Мы с Лу пустились в разговоры, как только они ушли. Нам было уже лучше в этом отношении, раз уж в нас снова пробудился интерес к самим себе. Во время отсутствия нашего друга мы прибегали к героину лишь один или два раза; и наше соперничество в деле ведения графиков сделалось чем-то вроде маленькой семейной шутки.

Мне стало ясно, что так позабавило Царя Лестригонов в первый раз. Я четко осознал признаки раздражения от необходимости подниматься и ставить крестик. Мне никогда не случалось нарушать данное мне слово. В наблюдении за графиком было нечто увлекательное.

Поездка стала откровением. Мы словно вырвались на свежий воздух из склепа, полного мертвецов. Острый холодный ветер ударял нам в лица, почти ослепляя.

Только возле самого постоялого двора мы вспомнили, что уехали, позабыв героин.
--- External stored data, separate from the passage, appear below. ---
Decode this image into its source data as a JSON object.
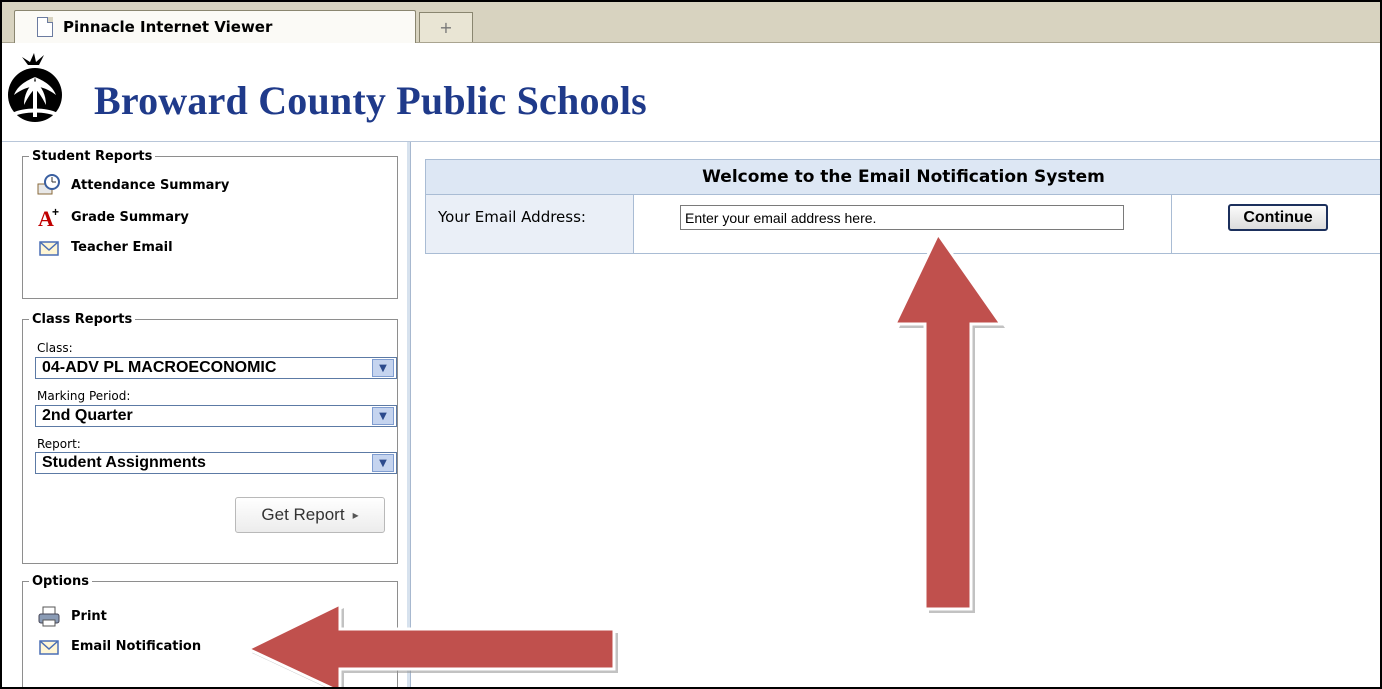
{
  "browser": {
    "tab_title": "Pinnacle Internet Viewer",
    "new_tab_symbol": "+"
  },
  "header": {
    "title": "Broward County Public Schools",
    "logo_icon": "apple-palm-logo-icon"
  },
  "sidebar": {
    "student_reports": {
      "legend": "Student Reports",
      "items": [
        {
          "label": "Attendance Summary",
          "icon": "attendance-icon"
        },
        {
          "label": "Grade Summary",
          "icon": "grade-icon"
        },
        {
          "label": "Teacher Email",
          "icon": "envelope-icon"
        }
      ]
    },
    "class_reports": {
      "legend": "Class Reports",
      "class_label": "Class:",
      "class_value": "04-ADV PL MACROECONOMIC",
      "period_label": "Marking Period:",
      "period_value": "2nd Quarter",
      "report_label": "Report:",
      "report_value": "Student Assignments",
      "get_report_label": "Get Report",
      "get_report_arrow": "▸"
    },
    "options": {
      "legend": "Options",
      "items": [
        {
          "label": "Print",
          "icon": "printer-icon"
        },
        {
          "label": "Email Notification",
          "icon": "envelope-icon"
        }
      ]
    }
  },
  "main": {
    "welcome_title": "Welcome to the Email Notification System",
    "email_label": "Your Email Address:",
    "email_value": "Enter your email address here.",
    "continue_label": "Continue"
  },
  "colors": {
    "title_blue": "#1f3a8a",
    "header_bar": "#dde7f4",
    "annotation_arrow": "#c0504d"
  }
}
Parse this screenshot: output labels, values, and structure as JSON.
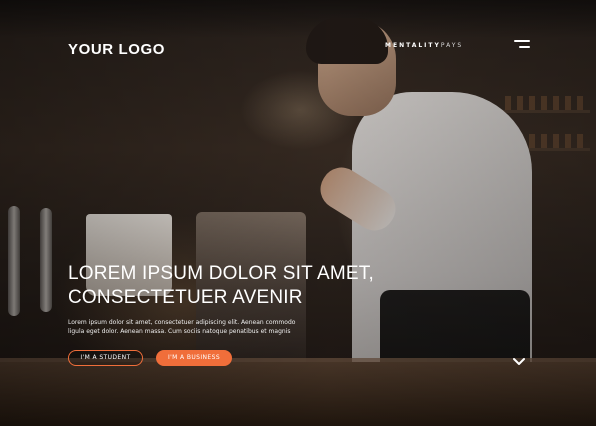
{
  "header": {
    "logo": "YOUR LOGO",
    "brand_primary": "MENTALITY",
    "brand_secondary": "PAYS",
    "menu_icon": "hamburger-menu-icon"
  },
  "hero": {
    "headline_line1": "LOREM IPSUM DOLOR SIT AMET,",
    "headline_line2": "CONSECTETUER AVENIR",
    "paragraph_line1": "Lorem ipsum dolor sit amet, consectetuer adipiscing elit. Aenean commodo",
    "paragraph_line2": "ligula eget dolor. Aenean massa. Cum sociis natoque penatibus et magnis",
    "buttons": {
      "student": "I'M A STUDENT",
      "business": "I'M A BUSINESS"
    },
    "scroll_icon": "chevron-down-icon",
    "background": "barista-pouring-coffee-photo"
  },
  "colors": {
    "accent": "#f06e3a",
    "text": "#ffffff"
  }
}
Царь, когда услышал о нашей беде, тотчас стал само сочувствие. Он сразу же предложил съездить и привезти его для нас; однако Лала выразила протест, заявив, что умирает от голода, и убеждена, что ланч восстановит наши силы не хуже героина, а Царь Лестригонов может смотаться за ним сразу после еды.

Мы согласились. Тем более свежий воздух пробудил в нас обоих острейший аппетит. Трапеза немного улучшила наше состояние, и перед ее завершением наш хозяин незаметно выскользнул из-за стола, и через десять минут воротился с пакетиком порошка.

вернуться

25

Природа — лучший врач — лат.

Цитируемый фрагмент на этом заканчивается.